The pair announced in September 2016 it would invest $3 billion of their personal fortune into the initiative, to be spent on organisations and companies conducting medical research over the next ten years, ultimately passing on 99 per cent of their own money earned through Facebook. An initial $600 million was earmarked for a Biohub in San Francisco, which is now focusing on Cell Atlas, a project to map the cells controlling the body’s organs, and the Infectious Disease initiative, which will focus on the development of new tests and vaccines for diseases including HIV, Ebola and Zika.
Scientific search engine Meta is the first company to be bought outright by the Initiative. Anyone who wants to use the tool is being invited to “reserve a free account” while shareholders and courts approve the acquisition.
CEO of the Toronto-based company, Sam Molyneux, explains in a blogpost how he and his sister Amy, along with a team of engineers and scientists, spent six years working out “how to use artificial intelligence to analyse new scientific knowledge as it’s published – along with the majority of what has been written, throughout modern history.”
Meta’s AI analyses millions of papers, seeking out patterns and drawing insights faster than a human researcher. It helps scientists make connections in the data, find collaborators working on similar material, and helps funding bodies find investment opportunities. It was created to help scientists find relevant information faster – ranking and prioritising the data it has scoured and sourced, working like an expert Google but with a human-like eye for detail and importance – but also to make the rapidly increasing number of scientific papers published each year manageable and useful. According to Molyneux, every day more than 4,000 papers on biomedicine alone are published.
“Using current tools, most will not be read by other scientists who can learn from them. Scientists lack the means to make sense of the vast amount of research being produced around the world. To speed up progress, researchers need to be able to learn from each other’s insights in real time.” Meta is already used by 1,200 institutes globally, says Molyneux, and he believes the AI will be able to make its own scientific discoveries as time progresses.

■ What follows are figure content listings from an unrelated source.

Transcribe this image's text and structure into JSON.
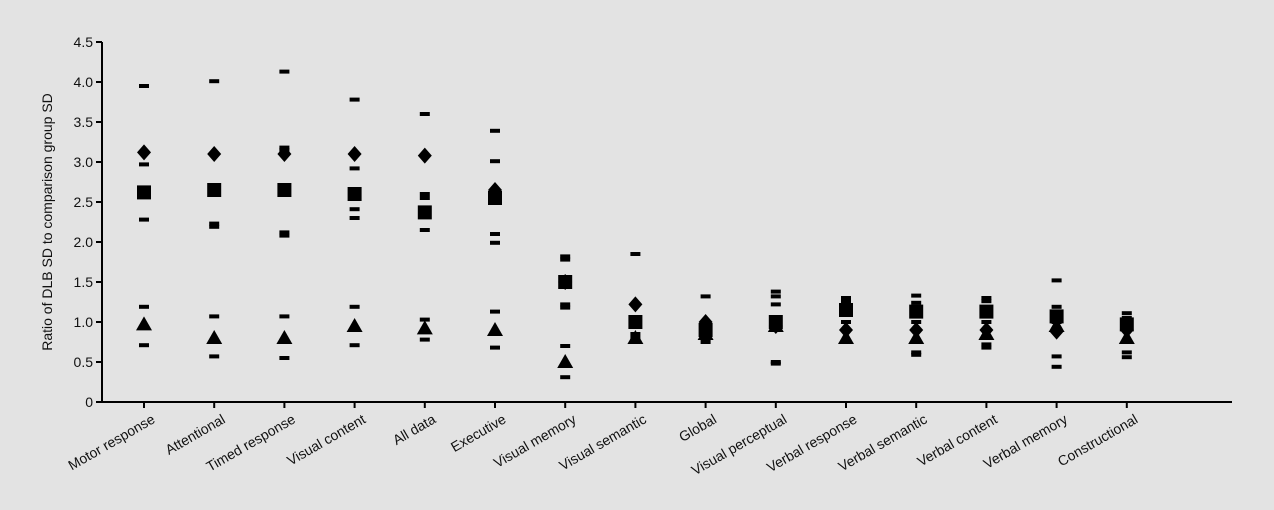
{
  "chart_data": {
    "type": "scatter",
    "ylabel": "Ratio of DLB SD to comparison group SD",
    "xlabel": "",
    "ylim": [
      0,
      4.5
    ],
    "yticks": [
      "0",
      "0.5",
      "1.0",
      "1.5",
      "2.0",
      "2.5",
      "3.0",
      "3.5",
      "4.0",
      "4.5"
    ],
    "categories": [
      "Motor response",
      "Attentional",
      "Timed response",
      "Visual content",
      "All data",
      "Executive",
      "Visual memory",
      "Visual semantic",
      "Global",
      "Visual perceptual",
      "Verbal response",
      "Verbal semantic",
      "Verbal content",
      "Verbal memory",
      "Constructional"
    ],
    "grid": false,
    "legend": "none",
    "series": [
      {
        "marker": "diamond",
        "values": [
          3.12,
          3.1,
          3.1,
          3.1,
          3.08,
          2.65,
          1.5,
          1.22,
          1.0,
          0.95,
          0.9,
          0.9,
          0.9,
          0.88,
          0.9
        ]
      },
      {
        "marker": "square",
        "values": [
          2.62,
          2.65,
          2.65,
          2.6,
          2.37,
          2.55,
          1.5,
          1.0,
          0.9,
          1.0,
          1.15,
          1.13,
          1.13,
          1.07,
          0.97
        ]
      },
      {
        "marker": "triangle",
        "values": [
          0.97,
          0.8,
          0.8,
          0.95,
          0.92,
          0.9,
          0.5,
          0.8,
          0.85,
          0.95,
          0.8,
          0.8,
          0.85,
          0.95,
          0.8
        ]
      }
    ],
    "bounds": [
      [
        0.71,
        1.19,
        2.28,
        2.97,
        3.95
      ],
      [
        0.57,
        1.07,
        2.19,
        2.23,
        4.01
      ],
      [
        0.55,
        1.07,
        2.08,
        2.12,
        3.15,
        3.18,
        4.13
      ],
      [
        0.71,
        1.19,
        2.3,
        2.41,
        2.92,
        3.78
      ],
      [
        0.78,
        1.03,
        2.15,
        2.55,
        2.6,
        3.6
      ],
      [
        0.68,
        1.13,
        1.99,
        2.1,
        3.01,
        3.39
      ],
      [
        0.31,
        0.7,
        1.18,
        1.22,
        1.78,
        1.82
      ],
      [
        0.8,
        0.85,
        1.85
      ],
      [
        0.75,
        0.98,
        1.32
      ],
      [
        0.48,
        0.5,
        0.9,
        1.22,
        1.32,
        1.38
      ],
      [
        0.75,
        1.0,
        1.26,
        1.3
      ],
      [
        0.59,
        0.62,
        1.0,
        1.24,
        1.33
      ],
      [
        0.68,
        0.72,
        1.0,
        1.26,
        1.3
      ],
      [
        0.44,
        0.57,
        1.0,
        1.19,
        1.52
      ],
      [
        0.56,
        0.62,
        0.75,
        1.05,
        1.11
      ]
    ]
  }
}
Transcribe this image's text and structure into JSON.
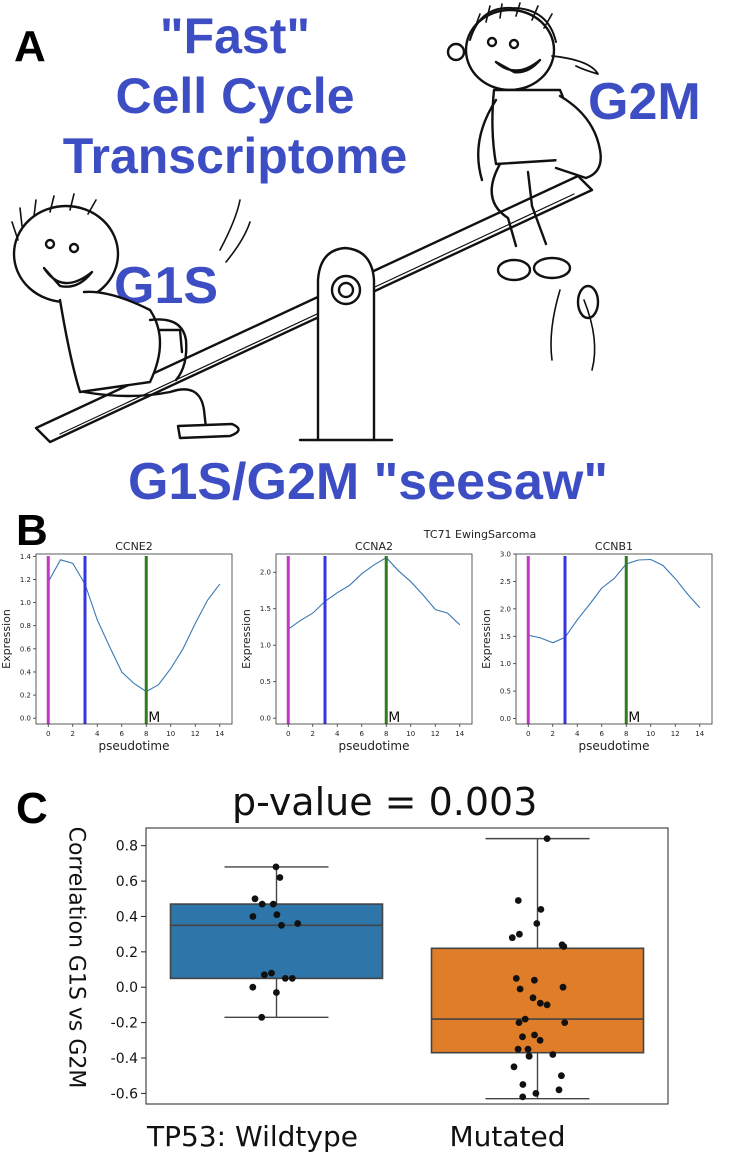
{
  "panel_a": {
    "letter": "A",
    "title_lines": [
      "\"Fast\"",
      "Cell Cycle",
      "Transcriptome"
    ],
    "label_g1s": "G1S",
    "label_g2m": "G2M",
    "caption": "G1S/G2M \"seesaw\""
  },
  "panel_b": {
    "letter": "B",
    "suptitle": "TC71 EwingSarcoma"
  },
  "panel_c": {
    "letter": "C",
    "pvalue": "p-value = 0.003",
    "ylabel": "Correlation G1S vs G2M"
  },
  "chart_data": [
    {
      "type": "line",
      "title": "CCNE2",
      "xlabel": "pseudotime",
      "ylabel": "Expression",
      "xlim": [
        -1,
        15
      ],
      "ylim": [
        -0.05,
        1.42
      ],
      "xticks": [
        0,
        2,
        4,
        6,
        8,
        10,
        12,
        14
      ],
      "xtick_labels": [
        "0",
        "2",
        "4",
        "6",
        "8",
        "10",
        "12",
        "14"
      ],
      "yticks": [
        0.0,
        0.2,
        0.4,
        0.6,
        0.8,
        1.0,
        1.2,
        1.4
      ],
      "ytick_labels": [
        "0.0",
        "0.2",
        "0.4",
        "0.6",
        "0.8",
        "1.0",
        "1.2",
        "1.4"
      ],
      "x": [
        0,
        1,
        2,
        3,
        4,
        5,
        6,
        7,
        8,
        9,
        10,
        11,
        12,
        13,
        14
      ],
      "values": [
        1.18,
        1.37,
        1.34,
        1.16,
        0.85,
        0.62,
        0.4,
        0.3,
        0.23,
        0.29,
        0.43,
        0.6,
        0.82,
        1.02,
        1.16
      ],
      "vlines": [
        {
          "x": 0,
          "color": "#c236c6"
        },
        {
          "x": 3,
          "color": "#3535e0"
        },
        {
          "x": 8,
          "color": "#2f7d1f"
        }
      ],
      "annotation": "M"
    },
    {
      "type": "line",
      "title": "CCNA2",
      "xlabel": "pseudotime",
      "ylabel": "Expression",
      "xlim": [
        -1,
        15
      ],
      "ylim": [
        -0.08,
        2.25
      ],
      "xticks": [
        0,
        2,
        4,
        6,
        8,
        10,
        12,
        14
      ],
      "xtick_labels": [
        "0",
        "2",
        "4",
        "6",
        "8",
        "10",
        "12",
        "14"
      ],
      "yticks": [
        0.0,
        0.5,
        1.0,
        1.5,
        2.0
      ],
      "ytick_labels": [
        "0.0",
        "0.5",
        "1.0",
        "1.5",
        "2.0"
      ],
      "x": [
        0,
        1,
        2,
        3,
        4,
        5,
        6,
        7,
        8,
        9,
        10,
        11,
        12,
        13,
        14
      ],
      "values": [
        1.22,
        1.34,
        1.44,
        1.6,
        1.72,
        1.82,
        1.98,
        2.1,
        2.2,
        2.02,
        1.87,
        1.69,
        1.49,
        1.44,
        1.28
      ],
      "vlines": [
        {
          "x": 0,
          "color": "#c236c6"
        },
        {
          "x": 3,
          "color": "#3535e0"
        },
        {
          "x": 8,
          "color": "#2f7d1f"
        }
      ],
      "annotation": "M"
    },
    {
      "type": "line",
      "title": "CCNB1",
      "xlabel": "pseudotime",
      "ylabel": "Expression",
      "xlim": [
        -1,
        15
      ],
      "ylim": [
        -0.1,
        3.0
      ],
      "xticks": [
        0,
        2,
        4,
        6,
        8,
        10,
        12,
        14
      ],
      "xtick_labels": [
        "0",
        "2",
        "4",
        "6",
        "8",
        "10",
        "12",
        "14"
      ],
      "yticks": [
        0.0,
        0.5,
        1.0,
        1.5,
        2.0,
        2.5,
        3.0
      ],
      "ytick_labels": [
        "0.0",
        "0.5",
        "1.0",
        "1.5",
        "2.0",
        "2.5",
        "3.0"
      ],
      "x": [
        0,
        1,
        2,
        3,
        4,
        5,
        6,
        7,
        8,
        9,
        10,
        11,
        12,
        13,
        14
      ],
      "values": [
        1.52,
        1.47,
        1.38,
        1.48,
        1.8,
        2.08,
        2.38,
        2.55,
        2.82,
        2.89,
        2.9,
        2.79,
        2.55,
        2.27,
        2.02
      ],
      "vlines": [
        {
          "x": 0,
          "color": "#c236c6"
        },
        {
          "x": 3,
          "color": "#3535e0"
        },
        {
          "x": 8,
          "color": "#2f7d1f"
        }
      ],
      "annotation": "M"
    },
    {
      "type": "box",
      "title": "p-value = 0.003",
      "ylabel": "Correlation G1S vs G2M",
      "ylim": [
        -0.66,
        0.9
      ],
      "yticks": [
        -0.6,
        -0.4,
        -0.2,
        0.0,
        0.2,
        0.4,
        0.6,
        0.8
      ],
      "ytick_labels": [
        "-0.6",
        "-0.4",
        "-0.2",
        "0.0",
        "0.2",
        "0.4",
        "0.6",
        "0.8"
      ],
      "categories": [
        "TP53: Wildtype",
        "Mutated"
      ],
      "boxes": [
        {
          "name": "TP53: Wildtype",
          "color": "#2e75aa",
          "whisker_low": -0.17,
          "q1": 0.05,
          "median": 0.35,
          "q3": 0.47,
          "whisker_high": 0.68,
          "points": [
            0.68,
            0.62,
            0.5,
            0.47,
            0.47,
            0.41,
            0.4,
            0.36,
            0.35,
            0.08,
            0.07,
            0.05,
            0.05,
            0.0,
            -0.03,
            -0.17
          ]
        },
        {
          "name": "Mutated",
          "color": "#e07d28",
          "whisker_low": -0.63,
          "q1": -0.37,
          "median": -0.18,
          "q3": 0.22,
          "whisker_high": 0.84,
          "points": [
            0.84,
            0.49,
            0.44,
            0.36,
            0.3,
            0.28,
            0.24,
            0.23,
            0.05,
            0.04,
            0.0,
            -0.01,
            -0.06,
            -0.09,
            -0.1,
            -0.18,
            -0.2,
            -0.2,
            -0.27,
            -0.28,
            -0.3,
            -0.35,
            -0.35,
            -0.38,
            -0.39,
            -0.39,
            -0.45,
            -0.5,
            -0.55,
            -0.58,
            -0.6,
            -0.62
          ]
        }
      ]
    }
  ]
}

“In partnership with SRI International (the creators of Siri), we commercialised an AI technology that can read millions of papers to uncover emerging discoveries years ahead of time. We created neural network systems that look at hundreds of signals within new papers, as they are published, to project their future impact with striking accuracy.”
Under the Chan-Zuckerberg Initiative, Meta will become a “single, powerful tool that is available to everyone”.
The first step, post-acquisition, will be for Meta to open up to developers so it can be integrated on other platforms, prioritising the sectors and people “who need them most”.
“We will be working to make Meta even more powerful and useful for the entire scientific community, and are committed to offering these tools and features for free to all researchers,” Cori Bargmann, the Chan Zuckerberg Initiative’s president of science, and CTO Brian Pinkerton said in a Facebook post.
“Meta will help scientists learn from others’ discoveries in real time, find key papers that may have gone unnoticed, or even predict where their field is headed.
“The potential for this kind of platform is virtually limitless: a researcher could use Meta to help identify emerging techniques for understanding coronary artery disease; a graduate student could see that two different diseases activate the same immune defence pathway; and clinicians could find scientists working on the most promising Zika treatments sooner. In the long run, it could be extended to other areas of knowledge: for example, it could help educators stay up to date on developmental science to better understand how children learn.”